尽管她的肚子像一个深渊一样很快就把她吸干了,她毫不意外地干瘪下去。那手腕上的金镯子,是她送给自己的出嫁礼物,当年她臂膀滚圆又白如脆藕,戴上去珠圆玉润,如今她捏着缓缓往上推,竟一下子推到了大臂上。

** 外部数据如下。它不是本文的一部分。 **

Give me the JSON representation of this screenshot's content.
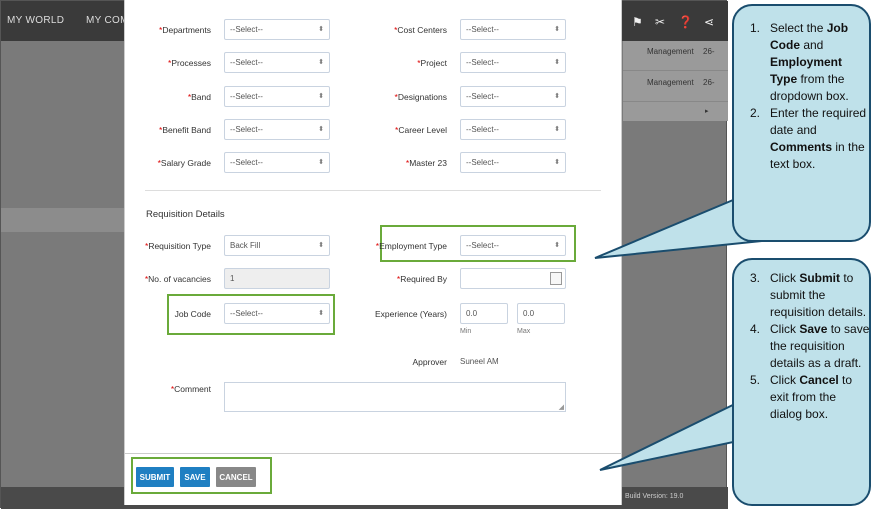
{
  "background_app": {
    "nav": [
      "MY WORLD",
      "MY COMPA"
    ],
    "right_rows": [
      {
        "col1": "Management",
        "col2": "26-"
      },
      {
        "col1": "Management",
        "col2": "26-"
      }
    ],
    "build_text": "Build Version: 19.0"
  },
  "form": {
    "departments": {
      "label": "Departments",
      "value": "--Select--"
    },
    "cost_centers": {
      "label": "Cost Centers",
      "value": "--Select--"
    },
    "processes": {
      "label": "Processes",
      "value": "--Select--"
    },
    "project": {
      "label": "Project",
      "value": "--Select--"
    },
    "band": {
      "label": "Band",
      "value": "--Select--"
    },
    "designations": {
      "label": "Designations",
      "value": "--Select--"
    },
    "benefit_band": {
      "label": "Benefit Band",
      "value": "--Select--"
    },
    "career_level": {
      "label": "Career Level",
      "value": "--Select--"
    },
    "salary_grade": {
      "label": "Salary Grade",
      "value": "--Select--"
    },
    "master23": {
      "label": "Master 23",
      "value": "--Select--"
    }
  },
  "requisition": {
    "section_title": "Requisition Details",
    "requisition_type": {
      "label": "Requisition Type",
      "value": "Back Fill"
    },
    "employment_type": {
      "label": "Employment Type",
      "value": "--Select--"
    },
    "no_of_vacancies": {
      "label": "No. of vacancies",
      "value": "1"
    },
    "required_by": {
      "label": "Required By",
      "value": ""
    },
    "job_code": {
      "label": "Job Code",
      "value": "--Select--"
    },
    "experience": {
      "label": "Experience (Years)",
      "min_value": "0.0",
      "max_value": "0.0",
      "min_label": "Min",
      "max_label": "Max"
    },
    "approver": {
      "label": "Approver",
      "value": "Suneel AM"
    },
    "comment": {
      "label": "Comment",
      "value": ""
    }
  },
  "buttons": {
    "submit": "SUBMIT",
    "save": "SAVE",
    "cancel": "CANCEL"
  },
  "callout_top": {
    "items": [
      {
        "num": "1.",
        "parts": [
          "Select the ",
          "Job Code",
          " and ",
          "Employment Type",
          " from the dropdown box."
        ]
      },
      {
        "num": "2.",
        "parts": [
          "Enter the required date and ",
          "Comments",
          " in the text box."
        ]
      }
    ]
  },
  "callout_bottom": {
    "items": [
      {
        "num": "3.",
        "parts": [
          "Click ",
          "Submit",
          " to submit the requisition details."
        ]
      },
      {
        "num": "4.",
        "parts": [
          "Click ",
          "Save",
          " to save the requisition details as a draft."
        ]
      },
      {
        "num": "5.",
        "parts": [
          "Click ",
          "Cancel",
          " to exit from the dialog box."
        ]
      }
    ]
  },
  "colors": {
    "highlight": "#6aaa3a",
    "button_blue": "#1f7fc2",
    "callout_fill": "#bfe1ea",
    "callout_border": "#1a4d6e"
  }
}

她愣愣地看着自己枯瘦的手臂,不知道在想什么,也没注意到李潮生来到了她床边。
他们对视了一眼,李潮生皱了皱眉,是太医翻阅古籍查到,凡人女子与青龙血脉差距太大,若是有自己的修为在中调和,说不定情况会改善很多,他是因此来的,这个女子他当然不认得,也不想认得,他只为她腹中胎儿。
……何况她现在也并不好看了。
李潮生皱着眉头拉起鱼莺莺的手,将法力输进去,果然鱼莺莺体内的暴虐减少了许多。李潮生再一抬头,发现鱼莺莺还怔怔地盯着自己的脸,泪水无声地流着,如一道银色的小溪。
李潮生不为所动,甚至有点腻烦,他堂堂一名青龙神君竟然与凡人女子拉手,还是不要被人知道为好,后来他割掉了鱼莺莺殿里所有侍女的舌头,鱼莺莺至死也不知道是这个原因。
也许是李潮生的法力,也许是爱情的法力,李潮生隔三差五地来与她拉手,已经是她梦中也不敢想的美事,之前所受的一切屈辱轻蔑似乎一笔勾销。她居然真的扛过了十月怀胎,快临盆的时候她的身体已经极不正常,肚子占掉了她一半以上的体重,无时无刻不在贪婪地吸收母体的一切营养,她整夜无法睡觉,失眠、多梦、惊惧、发憷,白日连一点东西也吃不下,每每吐得胆汁都喷了一地。再后来大小便也失禁,浑身苍白如纸,脑中浑浑噩噩,已不能再思考任何事情。
她从不说自己的委屈与辛苦,她在挣扎着活,也许活得不好,但也是她尽了最大努力得来的了。
不过见了李潮生,她还是会流泪,真是奇怪的事。
鱼莺莺临盆的时候李潮生彻夜未眠,通宵达旦地在那里守着,也许终于有了一点奇异的“父亲”的感觉,他看待鱼莺莺的眼神也逐渐变了。以前只觉得那是死肉,现在好像才觉出那似乎是个受尽折磨的、无边痛苦的、极爱慕他的女人。